Alors si tu es dans la même situation, sache qu’il est possible de s’en sortir :
en allant voir un médecin, car si ton corps t’envoie des signaux, c’est qu’il ne va pas bien.
en parlant avec transparence à tes managers, qu’ils aient l’intelligence de t’écouter ou non.
en prenant du temps pour réfléchir à tous les facteurs qui ont entraîné cette situation.
en définissant des limites au-delà desquelles tu te mets en danger.
en prenant du temps pour toi, car après tout, c’est toi, le personnage principal de ta vie.
et parfois, la démission, aussi dure à vivre qu’elle soit, peut être la solution qui te permettra de souffler et te réinventer. Quitte à trouver un job alimentaire.
Grâce à Funambule, j’ai pu recevoir de nombreux témoignages de personnes ayant vécu un burn-out. C’est destructeur, c’est terrible pour la confiance en soi, les signaux étaient parfois là depuis longtemps sans qu’on ne s’en rende compte. Souvent, nos proches le voient même avant nous.
Mais au bout du chemin, il y a toujours une voie pour se réinventer. Parmi tous les témoignages reçus, vous êtes nombreux à avoir repensé votre quotidien POUR VOUS : plus de sport en pleine nature, déménagement, changement de carrière.
J’ai imaginé Funambule pour créer un espace d’échange bienveillant, alors si vous avez vécu une situation similaire ou êtes en plein dedans, n’hésitez pas à parler de votre expérience en commentaire. Vous ne pouvez pas imaginer à quel point vos mots peuvent en aider certains. 🧡
En ce moment je me suis mise un peu dans le rouge pour les jalons les plus importants de l’année, mais je sais qu’à partir du 7 février, je vais ralentir. C’est la limite que je me suis fixée.
Je te souhaite une bonne semaine et à très vite,
Margaux.
Ton texte est vraiment prenant. Je me retrouve tellement dans ce que tu décris. Le burn out je l’ai vécu en 2022, comme toi. Je ne remercierais jamais assez ma psy et mon médecin traitant de m’avoir offert des safes places sans jugements. Je vais aller m’abonner à ta chaîne. Bravo pour tout ce que tu as mis en place depuis. Ne perds pas tes priorités de vues et prends soin de toi toi surtout, c’est le plus important.
Merci Margaux pour ton témoignage, si important. Heureuse de lire que tu as été bien entourée, que de nouveaux automatismes ont pu être mis en place, pour ton bien, et celui de la structure. Et que cela t'ai permis de prendre du recul et revoir ce qui était important pour toi, et comment recréer un équilibre, ça n'est pas simple...

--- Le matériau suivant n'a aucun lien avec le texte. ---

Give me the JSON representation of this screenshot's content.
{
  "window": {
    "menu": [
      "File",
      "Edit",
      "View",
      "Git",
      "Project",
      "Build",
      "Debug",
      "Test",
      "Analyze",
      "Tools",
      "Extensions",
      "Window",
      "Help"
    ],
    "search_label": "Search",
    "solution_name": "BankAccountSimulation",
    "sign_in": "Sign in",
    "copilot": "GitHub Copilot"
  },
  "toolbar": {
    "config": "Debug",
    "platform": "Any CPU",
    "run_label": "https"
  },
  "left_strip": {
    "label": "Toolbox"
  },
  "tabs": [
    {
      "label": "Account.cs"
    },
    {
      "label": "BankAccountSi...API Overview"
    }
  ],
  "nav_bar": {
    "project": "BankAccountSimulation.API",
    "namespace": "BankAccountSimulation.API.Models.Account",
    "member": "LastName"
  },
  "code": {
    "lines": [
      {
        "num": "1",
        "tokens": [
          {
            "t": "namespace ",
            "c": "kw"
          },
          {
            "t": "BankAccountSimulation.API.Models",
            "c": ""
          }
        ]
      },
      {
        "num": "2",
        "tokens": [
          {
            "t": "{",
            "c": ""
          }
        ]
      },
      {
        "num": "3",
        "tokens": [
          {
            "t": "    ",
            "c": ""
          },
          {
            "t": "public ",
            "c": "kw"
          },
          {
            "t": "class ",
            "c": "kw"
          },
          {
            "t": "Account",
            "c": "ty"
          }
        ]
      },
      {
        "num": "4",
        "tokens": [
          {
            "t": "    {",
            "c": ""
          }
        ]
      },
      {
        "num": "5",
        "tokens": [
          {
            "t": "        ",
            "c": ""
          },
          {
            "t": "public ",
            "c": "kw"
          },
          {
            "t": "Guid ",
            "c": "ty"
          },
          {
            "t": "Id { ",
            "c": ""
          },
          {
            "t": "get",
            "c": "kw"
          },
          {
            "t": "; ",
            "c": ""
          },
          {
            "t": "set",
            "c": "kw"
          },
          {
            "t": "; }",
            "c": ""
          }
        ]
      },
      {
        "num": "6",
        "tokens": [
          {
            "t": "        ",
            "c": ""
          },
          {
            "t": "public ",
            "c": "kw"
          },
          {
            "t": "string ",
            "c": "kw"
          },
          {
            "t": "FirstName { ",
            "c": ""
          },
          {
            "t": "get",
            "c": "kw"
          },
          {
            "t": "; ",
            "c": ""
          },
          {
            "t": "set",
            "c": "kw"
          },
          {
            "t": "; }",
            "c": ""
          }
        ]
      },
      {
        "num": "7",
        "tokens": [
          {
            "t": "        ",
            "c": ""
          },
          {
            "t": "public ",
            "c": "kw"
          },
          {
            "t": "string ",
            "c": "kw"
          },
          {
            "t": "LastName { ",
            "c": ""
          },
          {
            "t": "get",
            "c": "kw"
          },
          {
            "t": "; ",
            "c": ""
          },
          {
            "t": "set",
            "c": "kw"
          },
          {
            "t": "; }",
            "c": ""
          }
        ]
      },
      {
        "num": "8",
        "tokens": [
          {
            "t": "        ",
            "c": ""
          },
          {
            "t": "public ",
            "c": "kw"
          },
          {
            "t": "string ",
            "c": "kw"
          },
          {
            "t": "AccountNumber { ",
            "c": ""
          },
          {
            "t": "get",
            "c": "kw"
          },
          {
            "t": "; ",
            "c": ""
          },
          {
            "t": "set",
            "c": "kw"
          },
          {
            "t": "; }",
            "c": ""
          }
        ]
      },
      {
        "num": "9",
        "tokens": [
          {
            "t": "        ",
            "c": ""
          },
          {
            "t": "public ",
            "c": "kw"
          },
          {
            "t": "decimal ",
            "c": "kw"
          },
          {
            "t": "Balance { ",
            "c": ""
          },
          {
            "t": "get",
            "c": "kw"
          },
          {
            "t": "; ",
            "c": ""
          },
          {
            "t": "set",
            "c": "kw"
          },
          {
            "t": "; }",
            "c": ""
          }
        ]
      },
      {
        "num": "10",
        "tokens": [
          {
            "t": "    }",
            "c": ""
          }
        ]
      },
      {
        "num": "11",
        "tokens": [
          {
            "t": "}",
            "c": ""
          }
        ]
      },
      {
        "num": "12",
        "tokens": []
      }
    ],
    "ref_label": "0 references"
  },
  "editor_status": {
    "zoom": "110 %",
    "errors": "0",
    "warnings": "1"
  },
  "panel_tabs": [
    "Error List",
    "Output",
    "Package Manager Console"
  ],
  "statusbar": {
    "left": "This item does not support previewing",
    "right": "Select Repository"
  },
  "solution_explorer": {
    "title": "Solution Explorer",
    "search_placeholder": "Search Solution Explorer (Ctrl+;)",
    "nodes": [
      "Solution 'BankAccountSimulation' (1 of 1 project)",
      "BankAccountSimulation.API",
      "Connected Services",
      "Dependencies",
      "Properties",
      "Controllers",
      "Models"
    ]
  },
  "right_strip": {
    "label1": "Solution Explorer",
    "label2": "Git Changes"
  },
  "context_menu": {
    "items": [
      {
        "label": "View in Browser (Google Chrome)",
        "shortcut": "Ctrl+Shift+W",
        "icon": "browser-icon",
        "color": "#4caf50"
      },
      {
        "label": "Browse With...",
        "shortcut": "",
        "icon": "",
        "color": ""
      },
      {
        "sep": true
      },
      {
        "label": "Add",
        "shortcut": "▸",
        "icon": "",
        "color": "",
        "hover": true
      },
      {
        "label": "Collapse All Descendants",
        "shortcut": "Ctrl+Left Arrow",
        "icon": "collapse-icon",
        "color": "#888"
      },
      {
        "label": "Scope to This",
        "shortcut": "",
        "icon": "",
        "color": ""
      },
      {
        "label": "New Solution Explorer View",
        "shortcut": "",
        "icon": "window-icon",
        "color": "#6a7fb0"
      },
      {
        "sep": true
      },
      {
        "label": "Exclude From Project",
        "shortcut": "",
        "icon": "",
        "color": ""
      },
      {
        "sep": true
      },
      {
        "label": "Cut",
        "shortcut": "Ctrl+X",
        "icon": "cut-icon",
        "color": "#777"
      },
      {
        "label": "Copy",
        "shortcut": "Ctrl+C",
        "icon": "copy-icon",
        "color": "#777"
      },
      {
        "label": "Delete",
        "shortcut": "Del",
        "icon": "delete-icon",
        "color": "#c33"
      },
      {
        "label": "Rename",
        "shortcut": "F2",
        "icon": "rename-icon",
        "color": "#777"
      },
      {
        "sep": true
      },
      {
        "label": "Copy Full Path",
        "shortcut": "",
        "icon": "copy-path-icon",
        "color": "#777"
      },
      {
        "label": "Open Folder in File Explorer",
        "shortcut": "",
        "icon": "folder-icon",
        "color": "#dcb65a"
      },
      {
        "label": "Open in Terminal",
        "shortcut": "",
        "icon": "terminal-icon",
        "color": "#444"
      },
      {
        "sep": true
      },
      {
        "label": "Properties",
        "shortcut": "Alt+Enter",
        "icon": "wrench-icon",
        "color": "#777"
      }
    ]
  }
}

Et ces témoignages sont importants, vraiment : ma soeur de coeur s'est enfoncée dans une dépression à la suite de son burnout, dont ni proches ni médecins n'ont pu la tirer, et elle y a laissé la vie. Si elle avait lu des mots comme les tiens, elle aurait peut-être pu comprendre ses propres maux, et voir qu'au bout de ce chemin complexe, la joie et l'équilibre peuvent être à nouveau là. Je te souhaite donc pour 2025 (même si la date est officiellement dépassée) de l'épanouissement, des petits et grands bonheurs, du fun, de la découverte, de l'équilibre, et juste ce qu'il faut de passion pour ton activité. Et de continuer à oser dire, et être écoutée et entendue.